Il n’est point important de nommer ni la commune, ni les entreprises ici concernées. Et nous ne le ferons pas. Ce que nous relatons ci-après peut valoir pour chacune de nos collectivités et ne vise nullement tel ou tel prestataire du BTP. C’est une analyse qui est un appel à nos décideurs pour qu’ils n’hésitent pas à partager avec les bureaux d’études par eux choisis et avec les services techniques de leur ville ce qu’ils peuvent avoir comme préoccupations en leur qualité de responsables politiques soucieux, en ces temps de crise économique, d’équité dans la préparation des documents qui règlementent les attributions de marchés publics placés sous leur autorité.
L’autre mardi, pour réaliser 14 chemins bétonnés, des élus siégeant en CAO avaient à choisir, en final, entre deux entreprises, toutes les deux ayant largement la capacité technique de réaliser les travaux demandés. Toutes les deux ont sur ce plan des références vérifiables sur les territoires de la commune ou de la micro région concernés.
Une logique qui commence à être admise veut que les maîtres d’ouvrages, dans le cas de travaux ne présentant pas de difficultés techniques majeures, font du prix l’élément déterminant. Ainsi, il est courant que celui-ci soit pris en compte pour 60% dans les critères de choix, laissant 40% pour la valeur technique de l’offre. Il est arrivé que lesdits critères aient pu être positionnés respectivement à 70% et à 30%.
L’objectif de « cette logique » est clair : permettre à des entreprises classées comme moyennes ou petites, et qui apportent la preuve qu’elles ont la capacité de réaliser les travaux demandés, d’accéder à des marchés publics quand elles ont fait l’effort de présenter le meilleur prix. Bien entendu, il ne s’agit pas pour une CAO d’être dupe de prix fantaisistes anormalement bas.
L’autre mardi, pour les 14 chemins bétonnés, comparée à l’autre, notre entreprise présentait autant de garanties techniques que de tels travaux demandent. Et notre offre financière était la meilleure. De peu certes, mais elle était la meilleure.
Pourtant, nous n’avons pas été attributaires de ce marché. La raison ? Le bureau d’études avait introduit un autre critère, celui du délai d’exécution. Non pas du classique délai maximum, mais d’un délai qu’il appartenait à l’entreprise de fixer en dessous de ce délai maximum. Et là, nous ne pouvions qu’être éliminés, notre concurrent, grosse entreprise de la place, disposant soit de beaucoup de matériels, soit de la possibilité de sous-traiter aux conditions de la sous-traitance en ces périodes de crise que subit le BTP. Et ce critère de délai, le bureau d’études l’estimait à 10% de l’offre, ces 10% étant à prélever, comme par hasard, sur les 60% réservés au critère prix !
Nous nous sommes donc retrouvés à 40% pour les critères techniques, 50% pour les prix et 10% pour le délai.
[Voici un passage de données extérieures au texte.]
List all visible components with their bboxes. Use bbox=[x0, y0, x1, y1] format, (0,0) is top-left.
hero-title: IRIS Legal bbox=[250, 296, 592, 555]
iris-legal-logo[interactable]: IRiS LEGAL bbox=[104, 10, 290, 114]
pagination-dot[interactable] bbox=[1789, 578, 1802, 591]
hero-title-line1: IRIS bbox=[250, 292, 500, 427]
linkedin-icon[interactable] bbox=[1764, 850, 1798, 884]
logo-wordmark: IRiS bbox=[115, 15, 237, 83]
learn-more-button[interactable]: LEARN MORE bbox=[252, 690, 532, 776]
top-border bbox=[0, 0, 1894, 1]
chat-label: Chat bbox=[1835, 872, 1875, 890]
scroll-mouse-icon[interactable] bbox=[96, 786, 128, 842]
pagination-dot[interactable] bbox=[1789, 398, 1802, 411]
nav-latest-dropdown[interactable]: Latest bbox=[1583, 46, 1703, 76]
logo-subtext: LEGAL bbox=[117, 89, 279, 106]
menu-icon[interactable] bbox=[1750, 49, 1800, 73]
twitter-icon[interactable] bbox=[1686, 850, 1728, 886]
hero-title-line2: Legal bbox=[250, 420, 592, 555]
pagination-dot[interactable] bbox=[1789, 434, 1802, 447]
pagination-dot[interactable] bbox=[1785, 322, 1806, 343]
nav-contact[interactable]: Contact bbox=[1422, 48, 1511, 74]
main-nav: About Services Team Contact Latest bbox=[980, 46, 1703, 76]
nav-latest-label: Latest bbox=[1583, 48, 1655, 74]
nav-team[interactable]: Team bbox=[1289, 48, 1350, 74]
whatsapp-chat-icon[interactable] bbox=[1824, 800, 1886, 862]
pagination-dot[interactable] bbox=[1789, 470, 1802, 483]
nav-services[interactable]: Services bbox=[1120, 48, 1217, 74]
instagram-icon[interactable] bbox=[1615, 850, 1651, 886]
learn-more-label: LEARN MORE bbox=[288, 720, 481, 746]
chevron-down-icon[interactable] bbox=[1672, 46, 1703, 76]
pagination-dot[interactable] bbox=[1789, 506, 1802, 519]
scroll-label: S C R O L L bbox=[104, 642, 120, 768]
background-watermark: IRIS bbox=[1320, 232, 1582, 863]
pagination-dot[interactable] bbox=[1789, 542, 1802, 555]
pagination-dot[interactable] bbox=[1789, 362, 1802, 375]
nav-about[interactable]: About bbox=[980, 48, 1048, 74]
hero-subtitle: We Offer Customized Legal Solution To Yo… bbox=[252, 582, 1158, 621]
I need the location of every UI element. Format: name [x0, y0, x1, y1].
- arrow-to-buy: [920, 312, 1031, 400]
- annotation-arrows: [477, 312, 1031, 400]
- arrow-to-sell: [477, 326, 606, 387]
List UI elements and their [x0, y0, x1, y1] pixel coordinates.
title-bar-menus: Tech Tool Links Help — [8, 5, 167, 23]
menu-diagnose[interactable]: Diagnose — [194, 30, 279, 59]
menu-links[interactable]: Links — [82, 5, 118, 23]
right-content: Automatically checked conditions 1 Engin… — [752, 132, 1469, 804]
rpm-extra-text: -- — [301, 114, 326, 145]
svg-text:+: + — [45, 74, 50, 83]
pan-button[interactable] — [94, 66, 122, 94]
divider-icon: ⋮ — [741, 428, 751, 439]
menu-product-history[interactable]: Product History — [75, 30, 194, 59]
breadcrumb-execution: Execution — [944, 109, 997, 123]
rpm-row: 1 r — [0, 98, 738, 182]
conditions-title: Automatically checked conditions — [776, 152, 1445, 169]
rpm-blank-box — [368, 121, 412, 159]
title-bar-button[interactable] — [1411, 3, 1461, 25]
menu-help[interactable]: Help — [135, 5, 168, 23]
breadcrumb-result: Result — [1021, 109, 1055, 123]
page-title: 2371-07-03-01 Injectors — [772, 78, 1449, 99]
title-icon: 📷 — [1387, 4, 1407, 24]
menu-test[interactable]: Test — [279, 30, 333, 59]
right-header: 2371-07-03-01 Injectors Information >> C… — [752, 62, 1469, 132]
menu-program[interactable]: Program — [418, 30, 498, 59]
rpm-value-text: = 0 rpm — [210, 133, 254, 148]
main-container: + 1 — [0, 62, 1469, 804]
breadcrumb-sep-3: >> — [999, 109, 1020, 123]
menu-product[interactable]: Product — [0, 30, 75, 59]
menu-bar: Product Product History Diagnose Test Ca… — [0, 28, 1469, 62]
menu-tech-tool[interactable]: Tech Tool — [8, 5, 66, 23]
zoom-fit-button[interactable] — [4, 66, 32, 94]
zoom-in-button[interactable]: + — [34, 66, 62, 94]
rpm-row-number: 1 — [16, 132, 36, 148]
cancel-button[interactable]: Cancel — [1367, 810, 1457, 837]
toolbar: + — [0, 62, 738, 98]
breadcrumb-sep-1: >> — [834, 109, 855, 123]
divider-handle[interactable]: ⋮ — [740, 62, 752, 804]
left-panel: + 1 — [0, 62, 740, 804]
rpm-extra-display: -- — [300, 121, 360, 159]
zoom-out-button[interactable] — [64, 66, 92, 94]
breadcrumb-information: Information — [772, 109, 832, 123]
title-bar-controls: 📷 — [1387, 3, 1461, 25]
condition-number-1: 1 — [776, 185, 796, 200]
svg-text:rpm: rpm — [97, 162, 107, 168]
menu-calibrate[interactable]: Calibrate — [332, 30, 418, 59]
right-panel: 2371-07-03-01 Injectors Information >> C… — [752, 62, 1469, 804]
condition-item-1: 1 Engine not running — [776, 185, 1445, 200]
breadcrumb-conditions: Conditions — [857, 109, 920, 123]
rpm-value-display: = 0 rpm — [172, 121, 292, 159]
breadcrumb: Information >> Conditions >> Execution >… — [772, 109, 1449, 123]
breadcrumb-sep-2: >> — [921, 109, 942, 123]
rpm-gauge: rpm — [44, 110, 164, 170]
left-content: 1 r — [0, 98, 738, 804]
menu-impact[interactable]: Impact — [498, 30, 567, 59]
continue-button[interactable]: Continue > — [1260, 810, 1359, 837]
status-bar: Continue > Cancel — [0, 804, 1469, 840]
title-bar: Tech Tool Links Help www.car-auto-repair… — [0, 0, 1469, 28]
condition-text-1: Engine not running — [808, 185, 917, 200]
Se trouvèrent-ils, ce mardi autour de la table de cette CAO, des élus pour demander que le poids de ce dernier critère soit minoré, l’impact d’un tel chantier (6 millions d’euros !) étant bien plus crucial et pesant pour la survie immédiate d’une entreprise moyenne que pour l’avenir de celle qui dispose de moyens pour résister ?
La crainte d’un recours, si les directives du rapport du bureau d’études n’étaient pas suivies à la lettre, a amené la CAO à choisir de donner crédit à une vision administrative nullement adaptée à la période que nous vivons plutôt qu’au point de vue du politique et à la nécessité de prendre des risques, c’est-à-dire prendre et assumer ses responsabilités.
Il n’est pas dans notre intention d’en vouloir à la grosse entreprise. Elle a besoin elle aussi de boulot en ce moment. Nous posons simplement la question de savoir s’il est opportun, pour ceux qui inspirent et rédigent les dossiers de consultations des entreprises, d’y introduire des aspects de règlements qui facilitent voir forcent à l’élimination d’autres entreprises, plus petites, mais tout autant capables de remplir, dans certains créneaux de la vie économique, un rôle social dans notre île.
Il est urgent et nécessaire que toutes les parties concernées se penchent sur la question et apportent à nos députés et sénateurs les éléments pour des initiatives parlementaires qu’il conviendrait de prendre. Dans l’intérêt général.